Attempts to clone the connective tissue cells showed the genome editing removed as much as 90 percent of retrovirus genes, but not all. The researchers needed to treat the precursor cells to a cocktail of growth factors and inhibitor proteins during genetic, making it possible to produce pig embryos with inactivated genes that express the retroviruses, indicated by the lack of characteristic virus particles secreted by the modified cells.

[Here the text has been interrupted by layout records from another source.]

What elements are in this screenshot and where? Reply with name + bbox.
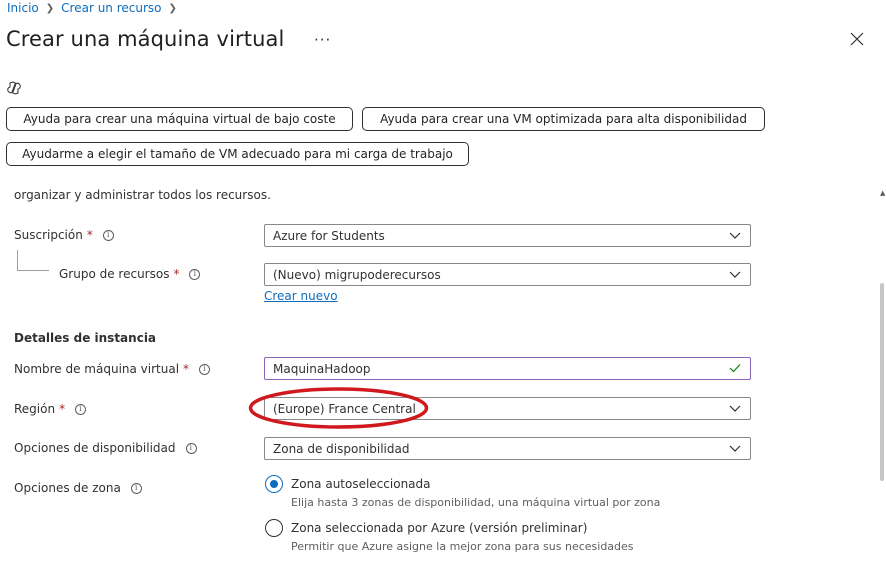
zone-azure-description: Permitir que Azure asigne la mejor zona … [291,540,634,553]
required-marker: * [173,267,180,281]
info-icon[interactable] [189,268,201,280]
create-new-resource-group-link[interactable]: Crear nuevo [264,289,338,303]
required-marker: * [86,228,93,242]
zone-auto-description: Elija hasta 3 zonas de disponibilidad, u… [291,496,661,509]
subscription-label-text: Suscripción [14,228,83,242]
chevron-down-icon [729,405,741,412]
chevron-down-icon [729,271,741,278]
chevron-down-icon [729,445,741,452]
required-marker: * [59,402,66,416]
zone-auto-radio[interactable] [265,475,283,493]
availability-label-text: Opciones de disponibilidad [14,441,176,455]
chevron-right-icon: ❯ [45,2,55,14]
breadcrumb-home-link[interactable]: Inicio [7,1,39,15]
tree-connector [17,270,49,271]
vm-name-value: MaquinaHadoop [273,361,371,376]
copilot-icon[interactable] [7,81,21,95]
chevron-down-icon [729,232,741,239]
subscription-label: Suscripción * [14,228,114,242]
required-marker: * [183,362,190,376]
chevron-right-icon: ❯ [168,2,177,14]
zone-options-label-text: Opciones de zona [14,481,121,495]
help-high-availability-vm-label: Ayuda para crear una VM optimizada para … [380,112,747,126]
page-title: Crear una máquina virtual [6,27,285,51]
availability-value: Zona de disponibilidad [273,441,410,456]
subscription-select[interactable]: Azure for Students [264,224,751,247]
info-icon[interactable] [185,442,197,454]
more-options-button[interactable]: ··· [314,31,331,49]
region-label-text: Región [14,402,56,416]
close-icon[interactable] [849,31,865,47]
resource-group-description: organizar y administrar todos los recurs… [14,188,271,202]
help-low-cost-vm-button[interactable]: Ayuda para crear una máquina virtual de … [6,107,353,131]
annotation-ellipse [248,387,429,429]
region-label: Región * [14,402,87,416]
info-icon[interactable] [199,363,211,375]
scroll-up-arrow[interactable]: ▲ [880,189,885,197]
info-icon[interactable] [102,229,114,241]
scrollbar-thumb[interactable] [880,283,884,481]
breadcrumb: Inicio ❯ Crear un recurso ❯ [7,0,184,16]
help-high-availability-vm-button[interactable]: Ayuda para crear una VM optimizada para … [362,107,765,131]
zone-azure-radio[interactable] [265,519,283,537]
tree-connector [17,250,18,271]
instance-details-heading: Detalles de instancia [14,331,157,345]
zone-options-label: Opciones de zona [14,481,142,495]
zone-azure-label[interactable]: Zona seleccionada por Azure (versión pre… [291,521,587,535]
availability-label: Opciones de disponibilidad [14,441,197,455]
zone-auto-label[interactable]: Zona autoseleccionada [291,477,431,491]
resource-group-select[interactable]: (Nuevo) migrupoderecursos [264,263,751,286]
vm-name-label-text: Nombre de máquina virtual [14,362,180,376]
resource-group-label-text: Grupo de recursos [59,267,170,281]
resource-group-value: (Nuevo) migrupoderecursos [273,267,441,282]
vm-name-label: Nombre de máquina virtual * [14,362,211,376]
help-vm-size-button[interactable]: Ayudarme a elegir el tamaño de VM adecua… [6,142,469,166]
vm-name-input[interactable]: MaquinaHadoop [264,357,751,380]
breadcrumb-create-resource-link[interactable]: Crear un recurso [61,1,161,15]
info-icon[interactable] [130,482,142,494]
resource-group-label: Grupo de recursos * [59,267,201,281]
availability-select[interactable]: Zona de disponibilidad [264,437,751,460]
help-vm-size-label: Ayudarme a elegir el tamaño de VM adecua… [22,147,453,161]
checkmark-icon [729,364,741,373]
subscription-value: Azure for Students [273,228,385,243]
help-low-cost-vm-label: Ayuda para crear una máquina virtual de … [23,112,336,126]
info-icon[interactable] [75,403,87,415]
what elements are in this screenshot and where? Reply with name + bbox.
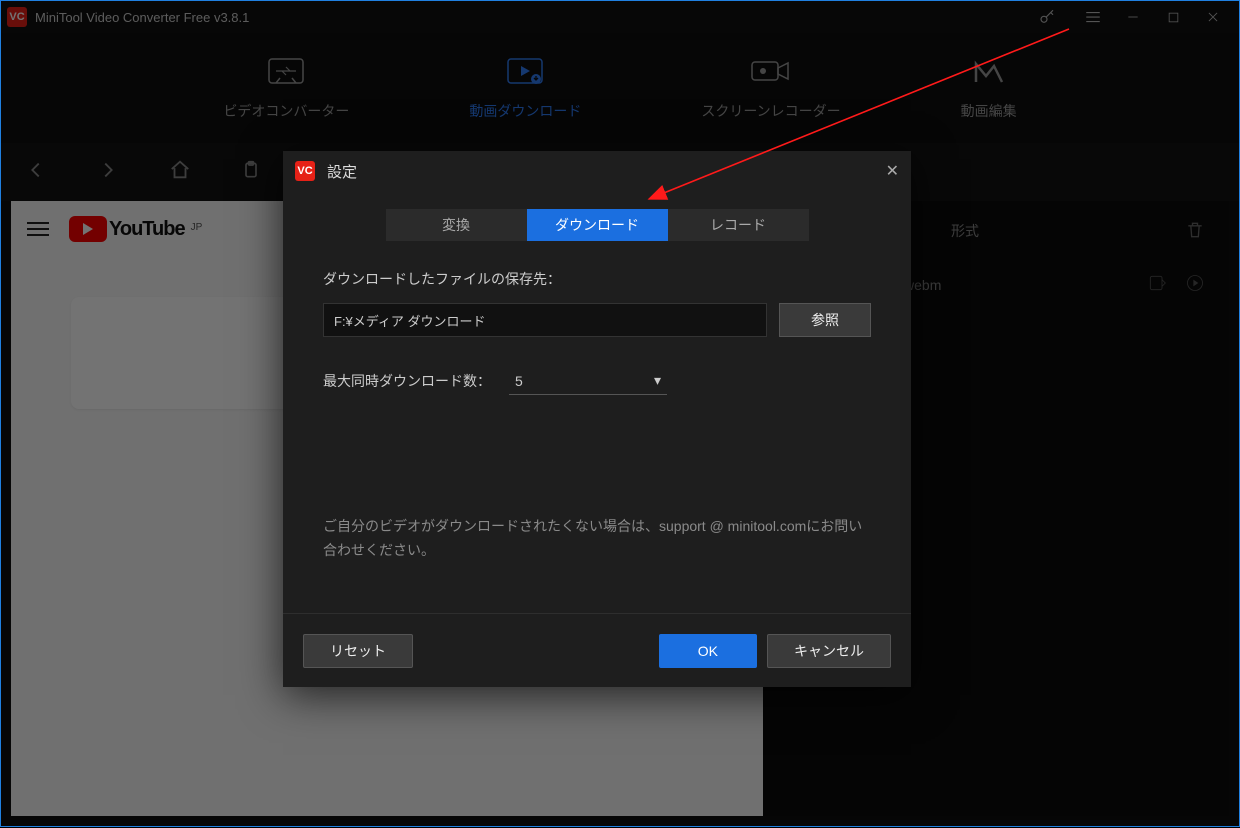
save-location-label: ダウンロードしたファイルの保存先： — [323, 269, 871, 289]
cancel-button[interactable]: キャンセル — [767, 634, 891, 668]
max-downloads-select[interactable]: 5 ▾ — [509, 367, 667, 395]
dialog-body: ダウンロードしたファイルの保存先： 参照 最大同時ダウンロード数： 5 ▾ ご自… — [283, 241, 911, 613]
tab-download[interactable]: ダウンロード — [527, 209, 668, 241]
dialog-logo-icon: VC — [295, 161, 315, 181]
chevron-down-icon: ▾ — [654, 372, 661, 389]
dialog-title: 設定 — [327, 161, 357, 182]
support-note: ご自分のビデオがダウンロードされたくない場合は、support @ minito… — [323, 515, 871, 563]
browse-button[interactable]: 参照 — [779, 303, 871, 337]
settings-tabs: 変換 ダウンロード レコード — [283, 209, 911, 241]
ok-button[interactable]: OK — [659, 634, 757, 668]
dialog-titlebar: VC 設定 ✕ — [283, 151, 911, 191]
tab-convert[interactable]: 変換 — [386, 209, 527, 241]
settings-dialog: VC 設定 ✕ 変換 ダウンロード レコード ダウンロードしたファイルの保存先：… — [283, 151, 911, 687]
tab-record[interactable]: レコード — [668, 209, 809, 241]
save-path-input[interactable] — [323, 303, 767, 337]
dialog-close-button[interactable]: ✕ — [886, 161, 899, 181]
max-downloads-label: 最大同時ダウンロード数： — [323, 371, 491, 391]
reset-button[interactable]: リセット — [303, 634, 413, 668]
max-downloads-value: 5 — [515, 373, 523, 389]
dialog-footer: リセット OK キャンセル — [283, 613, 911, 687]
app-window: VC MiniTool Video Converter Free v3.8.1 … — [0, 0, 1240, 827]
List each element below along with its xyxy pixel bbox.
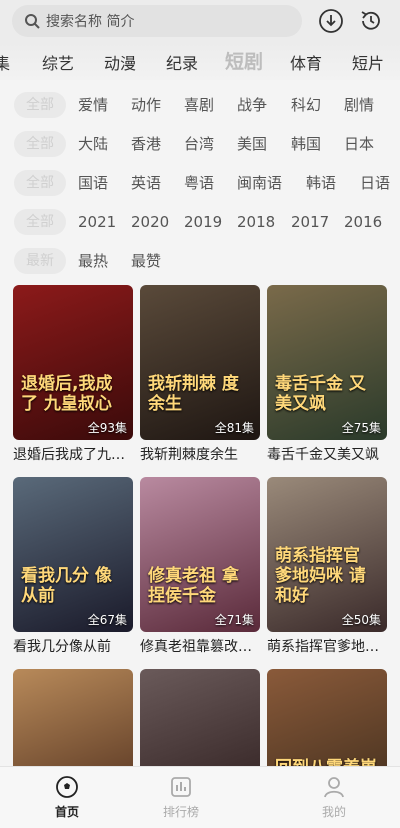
search-input[interactable]: 搜索名称 简介 (12, 5, 302, 37)
filter-option[interactable]: 香港 (131, 131, 161, 157)
search-placeholder: 搜索名称 简介 (46, 14, 135, 30)
drama-card[interactable]: 毒舌千金 又美又飒全75集毒舌千金又美又飒 (267, 285, 387, 464)
poster-title-art: 看我几分 像从前 (21, 566, 112, 606)
filter-option[interactable]: 大陆 (78, 131, 108, 157)
card-title[interactable]: 看我几分像从前 (13, 636, 133, 656)
poster-image[interactable]: 看我几分 像从前全67集 (13, 477, 133, 632)
category-tabs: 集 综艺 动漫 纪录 短剧 体育 短片 (0, 42, 400, 80)
tab-5[interactable]: 体育 (290, 50, 322, 74)
nav-item-1[interactable]: 排行榜 (151, 775, 211, 820)
drama-card[interactable]: 修真老祖 拿捏侯千金全71集修真老祖靠篡改… (140, 477, 260, 656)
filter-selected-chip[interactable]: 最新 (14, 248, 66, 274)
filter-row: 全部 国语 英语 粤语 闽南语 韩语 日语 (0, 164, 400, 203)
filter-selected-chip[interactable]: 全部 (14, 209, 66, 235)
tab-1[interactable]: 综艺 (42, 50, 74, 74)
filter-row: 全部 2021 2020 2019 2018 2017 2016 (0, 203, 400, 242)
poster-title-art: 退婚后,我成了 九皇叔心 (21, 374, 113, 414)
tab-4[interactable]: 短剧 (225, 47, 263, 74)
download-icon[interactable] (318, 8, 344, 34)
filter-option[interactable]: 最热 (78, 248, 108, 274)
tab-3[interactable]: 纪录 (166, 50, 198, 74)
filter-panel: 全部 爱情 动作 喜剧 战争 科幻 剧情 全部 大陆 香港 台湾 美国 韩国 日本 全部 国语 英语 粤语 闽南语韩… (0, 86, 400, 281)
filter-option[interactable]: 台湾 (184, 131, 214, 157)
filter-option[interactable]: 2017 (291, 209, 329, 235)
nav-item-0[interactable]: 首页 (37, 775, 97, 820)
poster-title-art: 毒舌千金 又美又飒 (275, 374, 366, 414)
nav-label: 首页 (54, 805, 79, 819)
filter-option[interactable]: 动作 (131, 92, 161, 118)
poster-title-art: 萌系指挥官 爹地妈咪 请和好 (275, 546, 366, 606)
filter-selected-chip[interactable]: 全部 (14, 92, 66, 118)
poster-image[interactable]: 修真老祖 拿捏侯千金全71集 (140, 477, 260, 632)
poster-image[interactable]: 萌系指挥官 爹地妈咪 请和好全50集 (267, 477, 387, 632)
poster-image[interactable]: 退婚后,我成了 九皇叔心全93集 (13, 285, 133, 440)
filter-option[interactable]: 粤语 (184, 170, 214, 196)
card-title[interactable]: 退婚后我成了九… (13, 444, 133, 464)
filter-option[interactable]: 战争 (237, 92, 267, 118)
filter-option[interactable]: 2021 (78, 209, 116, 235)
card-title[interactable]: 修真老祖靠篡改… (140, 636, 260, 656)
filter-option[interactable]: 韩语 (306, 170, 336, 196)
filter-option[interactable]: 2016 (344, 209, 382, 235)
history-icon[interactable] (358, 8, 384, 34)
chart-icon (151, 775, 211, 799)
filter-option[interactable]: 韩国 (291, 131, 321, 157)
filter-option[interactable]: 日语 (360, 170, 390, 196)
nav-label: 排行榜 (162, 805, 199, 819)
filter-option[interactable]: 2020 (131, 209, 169, 235)
episode-count-badge: 全71集 (214, 613, 254, 627)
poster-title-art: 修真老祖 拿捏侯千金 (148, 566, 239, 606)
card-title[interactable]: 毒舌千金又美又飒 (267, 444, 387, 464)
episode-count-badge: 全81集 (214, 421, 254, 435)
filter-option[interactable]: 2018 (237, 209, 275, 235)
search-icon (25, 14, 40, 29)
episode-count-badge: 全50集 (341, 613, 381, 627)
filter-option[interactable]: 科幻 (291, 92, 321, 118)
filter-row: 全部 大陆 香港 台湾 美国 韩国 日本 (0, 125, 400, 164)
top-bar: 搜索名称 简介 (0, 0, 400, 42)
tab-2[interactable]: 动漫 (104, 50, 136, 74)
poster-image[interactable]: 我斩荆棘 度余生全81集 (140, 285, 260, 440)
episode-count-badge: 全75集 (341, 421, 381, 435)
drama-card[interactable]: 退婚后,我成了 九皇叔心全93集退婚后我成了九… (13, 285, 133, 464)
drama-card[interactable]: 萌系指挥官 爹地妈咪 请和好全50集萌系指挥官爹地… (267, 477, 387, 656)
tab-6[interactable]: 短片 (352, 50, 384, 74)
episode-count-badge: 全67集 (87, 613, 127, 627)
filter-option[interactable]: 喜剧 (184, 92, 214, 118)
filter-option[interactable]: 美国 (237, 131, 267, 157)
card-title[interactable]: 我斩荆棘度余生 (140, 444, 260, 464)
episode-count-badge: 全93集 (87, 421, 127, 435)
poster-title-art: 我斩荆棘 度余生 (148, 374, 239, 414)
filter-row: 全部 爱情 动作 喜剧 战争 科幻 剧情 (0, 86, 400, 125)
drama-card[interactable]: 看我几分 像从前全67集看我几分像从前 (13, 477, 133, 656)
filter-option[interactable]: 国语 (78, 170, 108, 196)
filter-option[interactable]: 闽南语 (237, 170, 282, 196)
tab-0[interactable]: 集 (0, 50, 10, 74)
filter-option[interactable]: 2019 (184, 209, 222, 235)
filter-selected-chip[interactable]: 全部 (14, 131, 66, 157)
filter-option[interactable]: 英语 (131, 170, 161, 196)
bottom-nav: 首页 排行榜 我的 (0, 766, 400, 828)
filter-selected-chip[interactable]: 全部 (14, 170, 66, 196)
user-icon (304, 775, 364, 799)
nav-item-2[interactable]: 我的 (304, 775, 364, 820)
filter-option[interactable]: 爱情 (78, 92, 108, 118)
filter-option[interactable]: 最赞 (131, 248, 161, 274)
filter-option[interactable]: 日本 (344, 131, 374, 157)
football-icon (37, 775, 97, 799)
filter-row: 最新 最热 最赞 (0, 242, 400, 281)
card-title[interactable]: 萌系指挥官爹地… (267, 636, 387, 656)
drama-card[interactable]: 我斩荆棘 度余生全81集我斩荆棘度余生 (140, 285, 260, 464)
poster-image[interactable]: 毒舌千金 又美又飒全75集 (267, 285, 387, 440)
nav-label: 我的 (321, 805, 346, 819)
filter-option[interactable]: 剧情 (344, 92, 374, 118)
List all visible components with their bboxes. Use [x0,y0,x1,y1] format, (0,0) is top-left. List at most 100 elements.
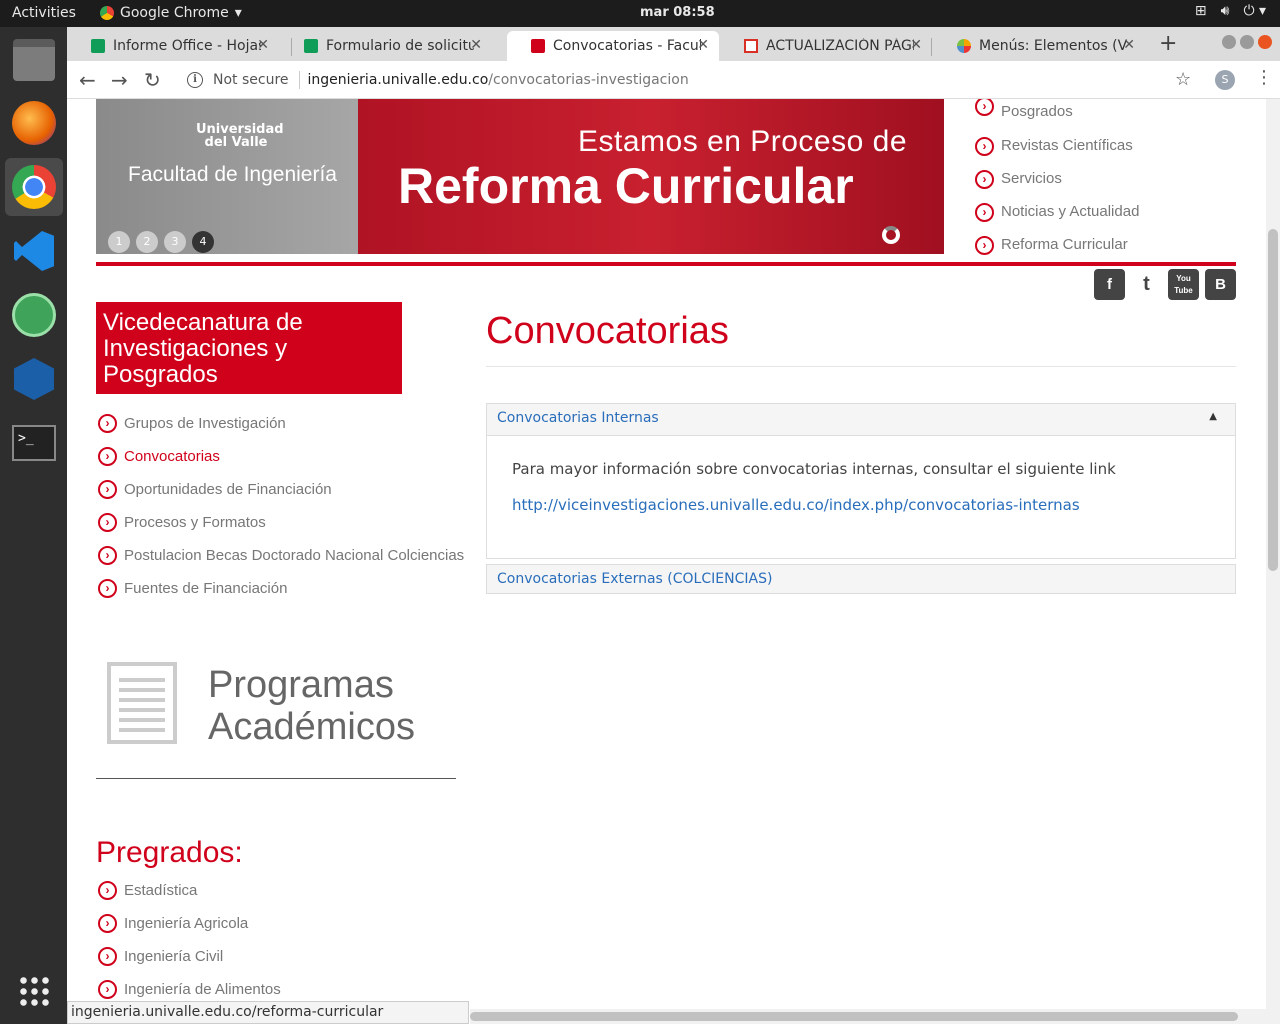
close-icon[interactable]: ✕ [257,37,269,53]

The researchers then implanted the embryos in sows determined to be free of the retroviruses, with the resulting piglets also exhibiting no sign of activated genes in the DNA that produce the retroviruses. An analysis of RNA in the pigs’ tissue, the transcription of genetic code that gives instructions for protein in cells, also showed no sign of retrovirus activation. In addition, the researchers were able to produce 37 piglets with deactivated retrovirus genes from 17 sows at the time of the publication, with the oldest piglet still thriving after 4 months.

The eGenesis team says it is monitoring the piglets for long-term effects. “This research represents an important advance in addressing safety concerns about cross-species viral transmission,” says Yang, who serves as the chief scientist at eGenesis, in a company statement. The researchers expect further genome editing may be needed to eliminate potential immune reactions from xenotransplanted organs.